WikiLeaks founder Julian Assange met with Rep. Dana Rohrabacher, R-Calif., on Wednesday and told the lawmaker he did not receive the Democratic National Committee’s trove of emails from the Russians.
The Daily Caller first reported the meeting, arranged by conservative journalist Charles C. Johnson, with Rohrabacher’s office confirming the Republican congressman visited Assange at the Ecuadorian embassy in London and their conversation lasted three hours.
‘The congressman plans to divulge more of what he found directly to President Trump,’ the statement from the congressman’s office read.
Rep. Dana Rohrabacher, R-Calif., (left) met for three hours on Wednesday with WikiLeaks founder Julian Assange (right) at the Ecuadorian embassy in London
Conservative journalist Charles C. Johnson (left) set up the meeting between Rep. Dana Rohrabacher (right) and Julian Assange
Charles Johnson, photographed during his London visit this week, told the Daily Caller that Julian Assange wanted to meet the GOP lawmaker to work out a deal to avoid prosecution
The statement included a quote from Rohrabacher publicizing that Assange had ’emphatically stated that the Russians were not involved in the hacking or disclosure of those emails.’
The press release noted that ‘Assange’s claim contradicts the widely accepted assessment of the U.S. intelligence community that the thousands of leaked emails, which indicated the Democratic National Committee rigged the nomination process against Sen. Bernie Sanders in favor of Clinton, were the result of hacking by the Russian government or persons connected to the Kremlin.’
Rohrabacher’s office also divulged that the two men discuss the ‘status of WikiLeaks, which Assange maintains is vital to keeping Americans informed on matters hidden by their traditional media.’
Rohrabacher is the first U.S. lawmaker to meet with the WikiLeaks head.
Johnson told the Daily Caller that Assange wanted to meet the Republican lawmaker in order to strike up a deal to avoid prosecution for publishing classified documents given to him by NSA leaker Edward Snowden.
In April CNN reported that the Justice Department was planning to arrest Assange over his role in allegedly aiding Snowden with his document dump.
The head of the CIA, Mike Pompeo, has also blasted WikiLeaks for aiding Chelsea Manning in her document theft.
Pompeo said in April that WikiLeaks ‘directed Chelsea Manning to intercept specific secret information, and it overwhelmingly focuses on the United States.’
‘It’s time to call out WikiLeaks for what it really is: A non-state hostile intelligence service often abetted by state actors like Russia,’ Pompeo said during remarks in fron of the Center for Strategic and International Studies.
Rohrabacher’s stance on WikiLeaks and Assange seems far more positive.
In the statement from the congressman’s office, Assange is called a ‘fugitive’ who is ‘living under the protection’ of the Ecuadorians, not a criminal wanted by the government of the United States.
Rohrabacher is also friendly with Russia.
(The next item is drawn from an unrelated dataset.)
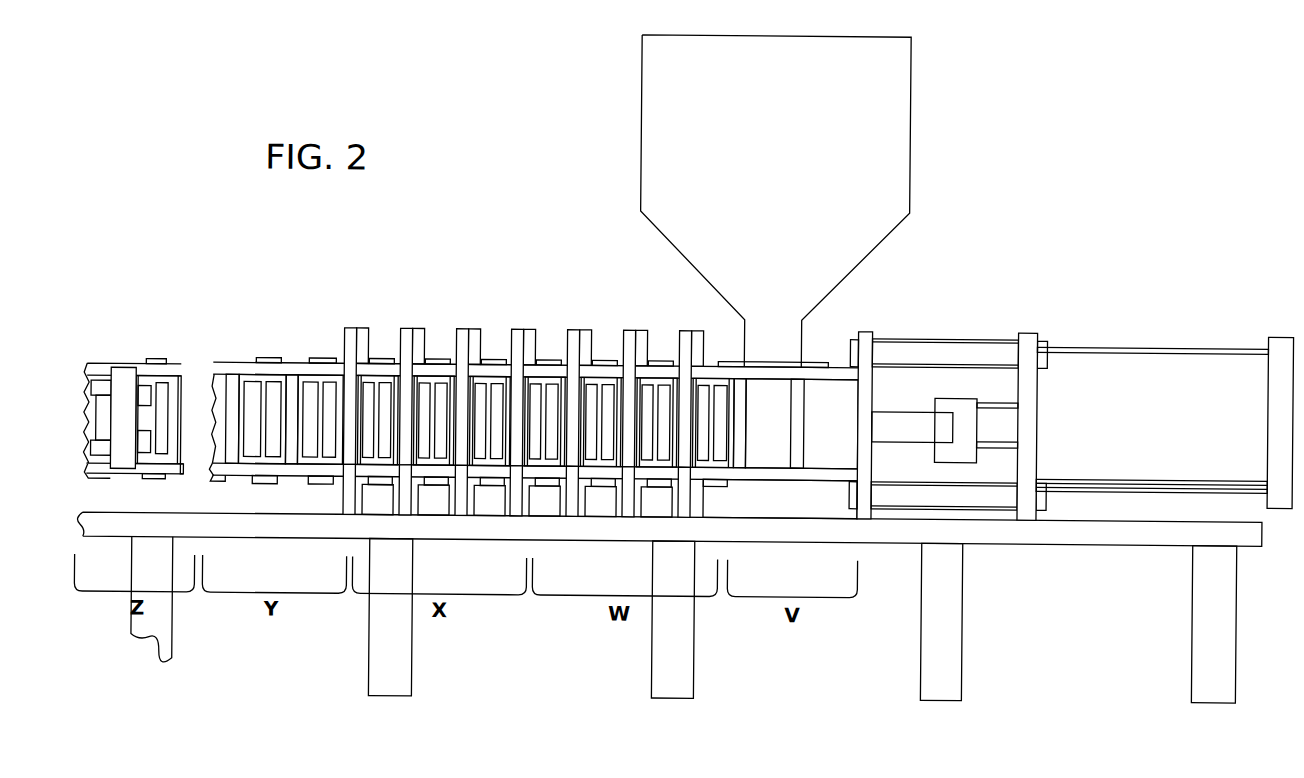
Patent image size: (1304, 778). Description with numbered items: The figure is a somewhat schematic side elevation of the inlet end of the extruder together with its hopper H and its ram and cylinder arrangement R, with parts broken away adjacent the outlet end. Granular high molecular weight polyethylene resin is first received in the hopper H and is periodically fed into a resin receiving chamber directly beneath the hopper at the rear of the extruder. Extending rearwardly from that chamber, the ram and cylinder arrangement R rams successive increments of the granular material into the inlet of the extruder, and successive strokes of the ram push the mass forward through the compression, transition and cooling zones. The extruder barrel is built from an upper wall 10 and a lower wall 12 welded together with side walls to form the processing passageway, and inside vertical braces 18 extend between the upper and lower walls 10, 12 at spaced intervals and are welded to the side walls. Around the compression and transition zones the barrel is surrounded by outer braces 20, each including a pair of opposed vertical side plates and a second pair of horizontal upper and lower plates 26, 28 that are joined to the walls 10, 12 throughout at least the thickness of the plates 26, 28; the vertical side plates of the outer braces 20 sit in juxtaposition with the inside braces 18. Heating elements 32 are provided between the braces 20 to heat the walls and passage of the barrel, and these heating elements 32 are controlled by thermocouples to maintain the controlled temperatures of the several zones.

He’s the congressman whose office invited Washingtonians to a film screening attended by Russian lawyer Natalia Veselnitskaya and lobbyist Rinat Akmetshin, who both attended the infamous Trump Tower meeting with the president’s son Donald Trump Jr last June.
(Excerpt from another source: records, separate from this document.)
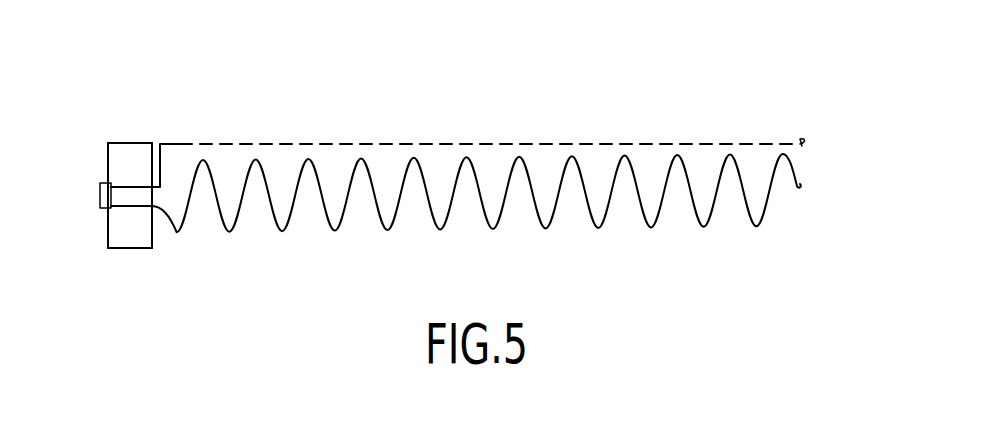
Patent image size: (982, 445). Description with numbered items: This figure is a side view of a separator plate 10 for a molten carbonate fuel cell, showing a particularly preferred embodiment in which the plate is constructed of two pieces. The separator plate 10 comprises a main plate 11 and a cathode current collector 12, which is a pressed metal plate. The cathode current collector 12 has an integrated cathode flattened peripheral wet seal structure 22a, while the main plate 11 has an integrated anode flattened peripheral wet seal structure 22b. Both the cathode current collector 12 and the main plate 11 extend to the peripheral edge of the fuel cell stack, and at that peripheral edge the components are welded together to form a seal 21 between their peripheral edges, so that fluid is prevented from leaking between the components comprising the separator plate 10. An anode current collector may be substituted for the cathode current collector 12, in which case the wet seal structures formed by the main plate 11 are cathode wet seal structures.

The separator plate 10 is at (500, 123).
The main plate 11 is at (504, 220).
The cathode current collector 12 is at (378, 143).
The seal 21 is at (100, 192).
The cathode flattened peripheral wet seal structure 22a is at (130, 143).
The anode flattened peripheral wet seal structure 22b is at (130, 248).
Veselnitskaya was representing the group that hosted the event, which took place the same month in 2016.
DailyMail.com published an email from a Rohrabacher intern inviting Congressional staff to the screening, behind held at the Newseum, a news museum located several blocks away from the Capitol Building.
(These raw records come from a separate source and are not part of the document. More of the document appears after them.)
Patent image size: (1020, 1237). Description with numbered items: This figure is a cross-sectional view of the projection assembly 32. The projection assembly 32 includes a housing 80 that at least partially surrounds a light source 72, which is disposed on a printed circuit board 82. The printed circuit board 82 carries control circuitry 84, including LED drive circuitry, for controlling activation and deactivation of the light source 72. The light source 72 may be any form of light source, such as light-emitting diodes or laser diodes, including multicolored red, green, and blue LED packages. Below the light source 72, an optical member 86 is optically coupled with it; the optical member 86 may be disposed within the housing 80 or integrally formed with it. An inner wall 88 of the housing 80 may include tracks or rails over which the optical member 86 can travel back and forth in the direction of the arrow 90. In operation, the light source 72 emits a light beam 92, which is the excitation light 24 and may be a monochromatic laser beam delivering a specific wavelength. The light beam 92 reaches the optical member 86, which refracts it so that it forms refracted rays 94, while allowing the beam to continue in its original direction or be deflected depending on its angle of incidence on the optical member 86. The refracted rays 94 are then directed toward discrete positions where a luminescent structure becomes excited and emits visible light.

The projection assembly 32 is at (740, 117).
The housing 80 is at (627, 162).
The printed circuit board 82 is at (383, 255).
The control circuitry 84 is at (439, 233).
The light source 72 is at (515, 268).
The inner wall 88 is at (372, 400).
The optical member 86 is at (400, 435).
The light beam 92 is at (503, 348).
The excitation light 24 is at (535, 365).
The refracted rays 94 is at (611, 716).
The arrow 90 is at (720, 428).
While two of the California congressman’s aides attended the event, a spokesperson for the lawmaker said the office was not aware of the invitations being sent.
Communications Director Ken Grubbs told DailyMail.com, ‘Our staff was not asked to help out. Two of our staffers went to the event, one stayed for the screening after the reception.’
And while staffers ‘crossed paths with [Veselnitskaya] at a screening of the Magnitsky film. Nothing of substance was discussed.’
Two months earlier, Rohrabacher had traveled to Moscow, leading a congressional delegation, according to the Atlantic, in which he was handed materials that were critical of the Magnisky Act.
In November 2016, Politico wrote a story headlined, ‘Putin’s Favorite Congressman,’ pointing out that Rohrabacher had received those materials straight from the Russian government to further Russian President Vladimir Putin’s agenda.
While Rohrabacher’s Russia ties have riled the State Department and his Republican colleagues ‘in Trump’s Washington, he could fit right in,’ Politico wrote.